Set in 1998, Miami, ‘Critical Thinking’ is a sports drama film about a group of boys at Miami Jackson High School who try to make a name for themselves in the chess world. Although Marcel Martinez joins Miami Jackson and the other chess players, he initially defeats them mercilessly. Later, he plays with Coach Mario Martinez, who is stunned by Marcel’s skills and understanding of the game. Toward the end, when everything is on the line, Marcel is the only player who has scored the second-highest number of individual points.
Consequently, the organizers pit Marcel with the highest individual points, Harutyun Akopyan. Thus, Miami Jackson’s fate comes down to the result of Marcel’s game. Overall the John Leguizamo directorial carries several undertones of realism through the backdrops, cast performances, and character arcs. The authenticity in the overall film makes us wonder if Marcel Martinez and Harutyun Akopyan are real chess players. Well, let us find out, shall we?
Are Marcel and Akopyan Real Chess Players?
Yes, Harutyun Akopyan and Marcel Martinez are based on real chess players. Written by Dito Montiel and directed by John Leguizamo, the film is a biographical sports drama film about Coach Mario Martinez and the group that won the first-ever National Chess Championship from Miami Jackson High School. Marcel Martinez is a Cuban native who immigrated to America and joined the Miami Jackson High School. In an interview, Marcel revealed that he had played chess since he was 7 or 8 years of age and had gotten good at the sport.
After Marcel defeated one of the boys from the Miami Jackson group, he was admitted to the Miami Jackson High School to learn from Coach Martinez. As we see in the movie, even the real-life Marcel had a book that comprised all the chess moves and strategies he had learned until then. The chess prodigy also played multiple people simultaneously with his eyes closed or blindfolded. In 1999, Marcel became the Junior National Champion, and in 2004 he shared the first-place win in the US Open.
However, by 2002, Marcel was reportedly gearing up to tie the knot and had also started working at his then-fiancee’s family liquor store. His rival in the final moments of the film, Harutyun Akopyan, is also a real chess player. Although we do not see him in the movie until the climax, he is one of Marcel’s most worthy opponents. In real life, Akopyan hails from Soviet Armenia and started playing chess at age 5. When Akopyan immigrated to the US, he played more often and hoped to become a Grandmaster like his idols, Bobby Fisher and Tigran Petrosian.

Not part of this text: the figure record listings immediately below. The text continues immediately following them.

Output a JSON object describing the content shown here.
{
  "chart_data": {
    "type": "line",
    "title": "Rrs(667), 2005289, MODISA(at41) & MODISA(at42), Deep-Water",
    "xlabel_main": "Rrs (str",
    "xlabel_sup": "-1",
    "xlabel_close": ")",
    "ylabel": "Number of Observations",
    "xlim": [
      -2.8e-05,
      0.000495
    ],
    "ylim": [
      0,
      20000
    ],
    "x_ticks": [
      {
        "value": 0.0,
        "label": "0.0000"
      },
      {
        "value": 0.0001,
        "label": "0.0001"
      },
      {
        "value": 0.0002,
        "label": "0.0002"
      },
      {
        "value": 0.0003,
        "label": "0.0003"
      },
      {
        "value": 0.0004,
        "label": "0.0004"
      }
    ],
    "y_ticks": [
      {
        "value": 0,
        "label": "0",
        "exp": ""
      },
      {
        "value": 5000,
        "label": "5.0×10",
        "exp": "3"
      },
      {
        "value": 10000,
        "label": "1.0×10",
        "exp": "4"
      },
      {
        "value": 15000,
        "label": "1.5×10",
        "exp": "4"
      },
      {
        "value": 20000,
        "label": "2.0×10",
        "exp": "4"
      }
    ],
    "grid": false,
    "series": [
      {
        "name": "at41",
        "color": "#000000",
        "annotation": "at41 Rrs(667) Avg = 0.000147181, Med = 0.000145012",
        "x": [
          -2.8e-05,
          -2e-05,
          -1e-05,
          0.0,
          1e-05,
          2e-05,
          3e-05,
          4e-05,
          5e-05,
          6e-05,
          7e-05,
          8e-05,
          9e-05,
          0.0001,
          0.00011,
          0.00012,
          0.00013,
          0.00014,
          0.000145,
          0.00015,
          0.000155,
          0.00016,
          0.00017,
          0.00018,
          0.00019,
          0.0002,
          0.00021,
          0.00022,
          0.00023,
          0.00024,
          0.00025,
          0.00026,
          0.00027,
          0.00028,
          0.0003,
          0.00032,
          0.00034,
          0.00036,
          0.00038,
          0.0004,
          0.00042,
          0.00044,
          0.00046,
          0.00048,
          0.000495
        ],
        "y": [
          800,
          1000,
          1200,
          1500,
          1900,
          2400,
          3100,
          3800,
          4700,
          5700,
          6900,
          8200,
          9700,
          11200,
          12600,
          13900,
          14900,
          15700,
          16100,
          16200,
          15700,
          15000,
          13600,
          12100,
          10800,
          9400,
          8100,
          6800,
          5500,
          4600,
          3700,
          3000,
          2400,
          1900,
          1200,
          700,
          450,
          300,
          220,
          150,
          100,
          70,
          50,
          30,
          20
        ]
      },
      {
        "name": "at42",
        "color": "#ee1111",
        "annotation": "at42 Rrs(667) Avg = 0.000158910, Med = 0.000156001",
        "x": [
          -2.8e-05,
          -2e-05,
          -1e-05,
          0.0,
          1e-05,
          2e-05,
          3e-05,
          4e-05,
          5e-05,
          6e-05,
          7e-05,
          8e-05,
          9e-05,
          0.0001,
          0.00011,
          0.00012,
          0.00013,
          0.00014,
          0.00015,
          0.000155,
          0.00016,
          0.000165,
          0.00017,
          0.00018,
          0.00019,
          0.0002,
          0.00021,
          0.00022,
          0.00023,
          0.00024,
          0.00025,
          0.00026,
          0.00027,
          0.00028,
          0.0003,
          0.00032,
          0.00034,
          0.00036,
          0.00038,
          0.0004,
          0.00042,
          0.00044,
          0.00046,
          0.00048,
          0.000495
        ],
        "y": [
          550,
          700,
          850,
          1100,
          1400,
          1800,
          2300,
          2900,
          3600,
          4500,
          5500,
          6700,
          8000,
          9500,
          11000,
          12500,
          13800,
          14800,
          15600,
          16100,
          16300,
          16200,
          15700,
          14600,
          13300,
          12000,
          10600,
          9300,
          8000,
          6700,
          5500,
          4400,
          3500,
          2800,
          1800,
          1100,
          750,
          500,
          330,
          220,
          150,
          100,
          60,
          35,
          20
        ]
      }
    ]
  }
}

When defending champion Akopyan lost to Marcel in 1998, he was at 2370 world ranking, just 30 short of being a Senior Master. In his entire career, Harutyun Akopyan won 13 National Chess titles. After his stint with chess, Akopyan turned toward writing and filmmaking. At the Grad School at California State University, Northridge, Akopyan learned about screenwriting and shooting and made a career out of it. Although the film essays a part of their journey leading up to the 1998 National Chess Championship, in real-life, the two players have accomplished numerous milestones after 1998. Thus, to reiterate, Marcel Martinez and Harutyun Akopyan are real-life chess players. The two started very young, won National Chess Championships, and later did other things in life.